Song for my Hands
Curated by Marta Mestre
MON - Óscar Niemeyer Museum
Biennal of Curitiba, Brazil
Digital photo
2017
Carmen incorporates a two-way street: the hand-instrument maker and also the hand-image that translates and materializes a certain imaginary of Brazilian popular culture. Taking the figure of Carmen Miranda, and with her a set of narratives of the modern identity that reverberan still in the process of understanding the Brazilian culture and that comprise words like fantasy, disguise, beauty, exuberance, makeup or color, the hand is simultaneously thing and thought, resulting in an almost bodily transmutation exercise into a new existential and physical condition.
Júlia Coelho
//////////////////////////////////////////////////////////////
Song for my Hands
In 1968, Richard Serra shot a series of short films on a super-8 camera including “Hand Catching Lead”. On a fixed plan, Serra’s hand opens and closes while trying to grab pieces of lead, releasing them immediately when he is successful, thus reproducing a syncopated and intermittent progress of the film.
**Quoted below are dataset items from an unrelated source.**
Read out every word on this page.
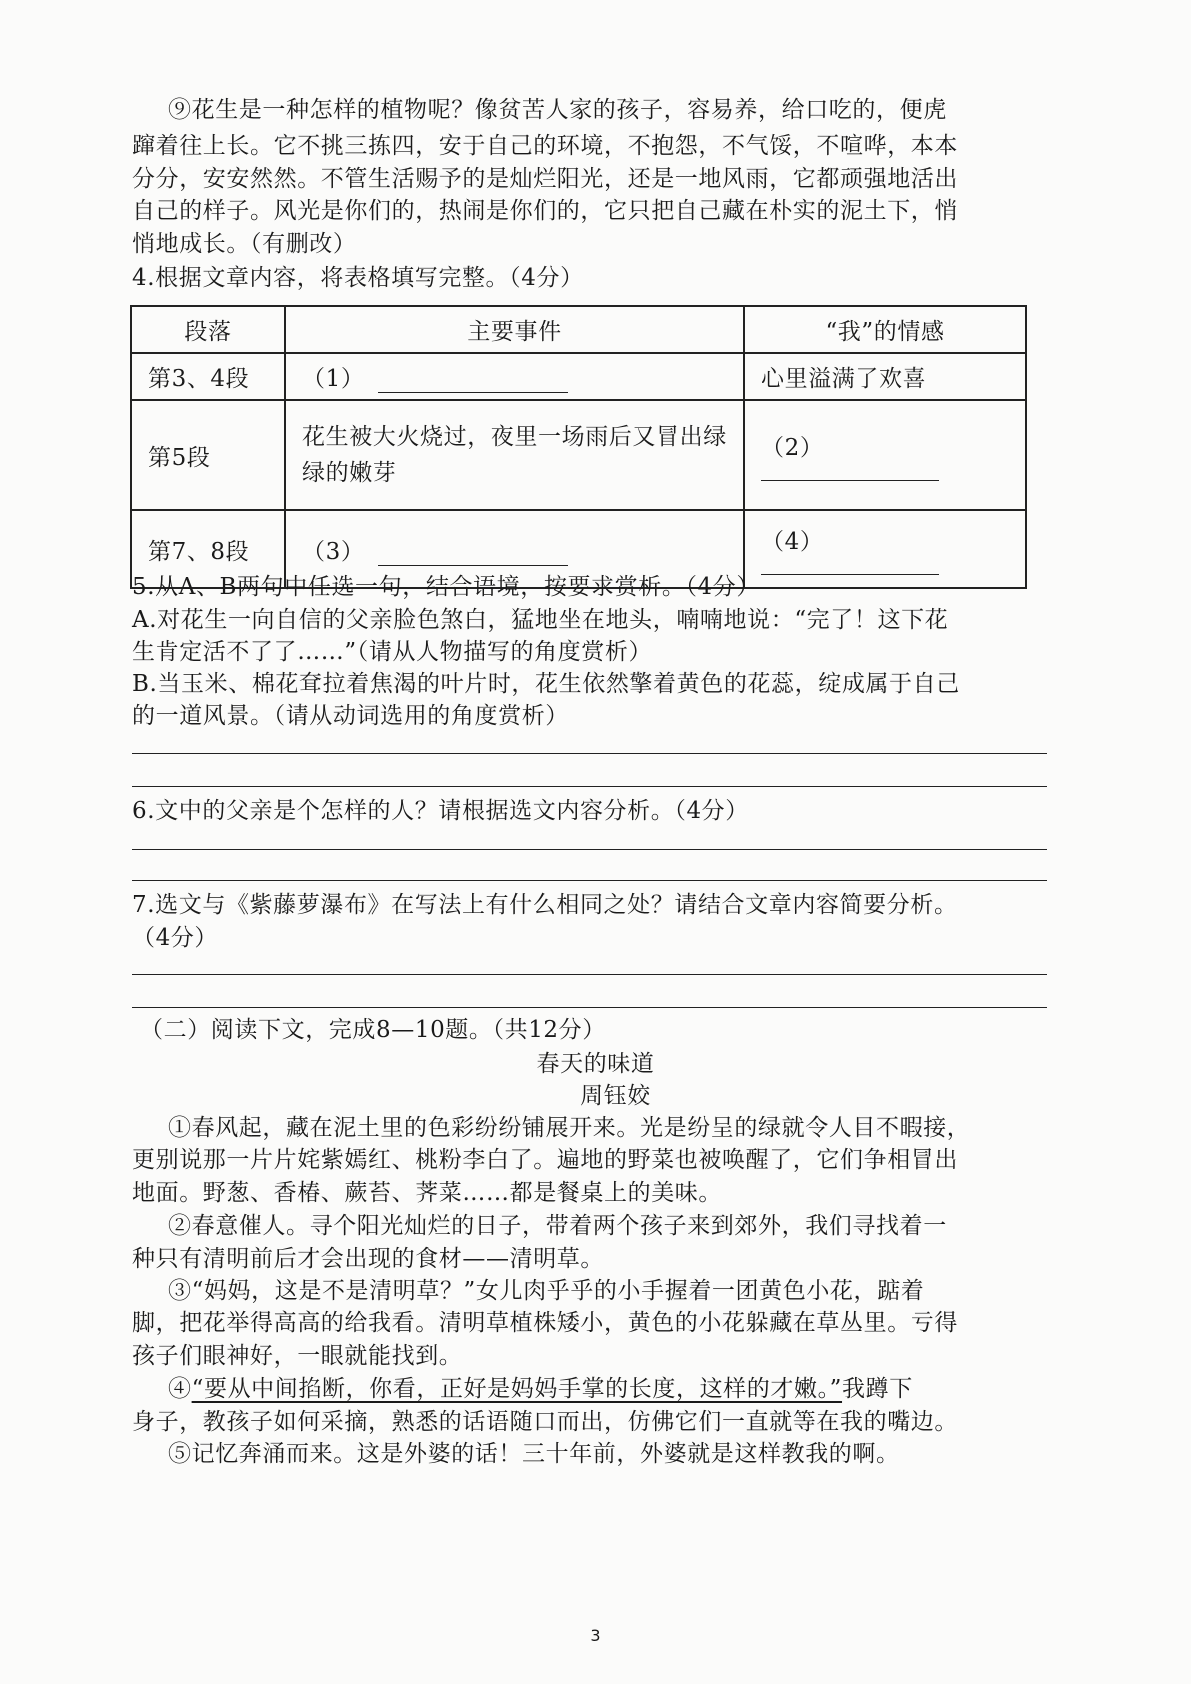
⑨花生是一种怎样的植物呢？像贫苦人家的孩子，容易养，给口吃的，便虎
蹿着往上长。它不挑三拣四，安于自己的环境，不抱怨，不气馁，不喧哗，本本
分分，安安然然。不管生活赐予的是灿烂阳光，还是一地风雨，它都顽强地活出
自己的样子。风光是你们的，热闹是你们的，它只把自己藏在朴实的泥土下，悄
悄地成长。（有删改）
4.根据文章内容，将表格填写完整。（4分）
段落	主要事件	“我”的情感
第3、4段	（1）	心里溢满了欢喜
第5段	花生被大火烧过，夜里一场雨后又冒出绿绿的嫩芽	（2）

第7、8段	（3）	（4）
5.从A、B两句中任选一句，结合语境，按要求赏析。（4分）
A.对花生一向自信的父亲脸色煞白，猛地坐在地头，喃喃地说：“完了！这下花
生肯定活不了了……”（请从人物描写的角度赏析）
B.当玉米、棉花耷拉着焦渴的叶片时，花生依然擎着黄色的花蕊，绽成属于自己
的一道风景。（请从动词选用的角度赏析）
6.文中的父亲是个怎样的人？请根据选文内容分析。（4分）
7.选文与《紫藤萝瀑布》在写法上有什么相同之处？请结合文章内容简要分析。
（4分）
（二）阅读下文，完成8—10题。（共12分）
春天的味道
周钰姣
①春风起，藏在泥土里的色彩纷纷铺展开来。光是纷呈的绿就令人目不暇接，
更别说那一片片姹紫嫣红、桃粉李白了。遍地的野菜也被唤醒了，它们争相冒出
地面。野葱、香椿、蕨苔、荠菜……都是餐桌上的美味。
②春意催人。寻个阳光灿烂的日子，带着两个孩子来到郊外，我们寻找着一
种只有清明前后才会出现的食材——清明草。
③“妈妈，这是不是清明草？”女儿肉乎乎的小手握着一团黄色小花，踮着
脚，把花举得高高的给我看。清明草植株矮小，黄色的小花躲藏在草丛里。亏得
孩子们眼神好，一眼就能找到。
④“要从中间掐断，你看，正好是妈妈手掌的长度，这样的才嫩。”我蹲下
身子，教孩子如何采摘，熟悉的话语随口而出，仿佛它们一直就等在我的嘴边。
⑤记忆奔涌而来。这是外婆的话！三十年前，外婆就是这样教我的啊。
3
Under the pretext of an experiment of hands in action, Serra’s film is a forceful reflection over the sculptural work in particular and on the nature of the artistic gesture in general. Drifting from the idea of retinal art, where the eye controls the perception of matter, a historical trait of art up to Modernism, “Hand Catching Lead” evidences the haptic dimension of the image while dismissing the purpose of the gesture.
“Song for my Hands” gathers 12 artists from around the world who explore distinctive artistic practices related to art and technique. In special regard to the abstract thinking and its relation to manual labour. These artists are instigate by the fluxes and transformations of materials, by the knowledge acquired through “doing” or the political performance and the ethics of gesture.
Emerging within the combination of the exposed works is the common ground of “manual thinking” and the idea of “process”. Sustaining a purposeful diversity of technical means, the exposition withholds an omnipresent tactile dimension as the critical element, extending its contribution to the elaboration of a historical subject of senses.
In the midst of rigorous thoughts and undisciplined imagination, “Song for my Hands” deepens the notion of conceptual handicraft and intuitive industry, understood here as a counterpoint to the logic of industrial production and mass consumption.
An inevitable acceleration of the world that affects the conditions of our perception.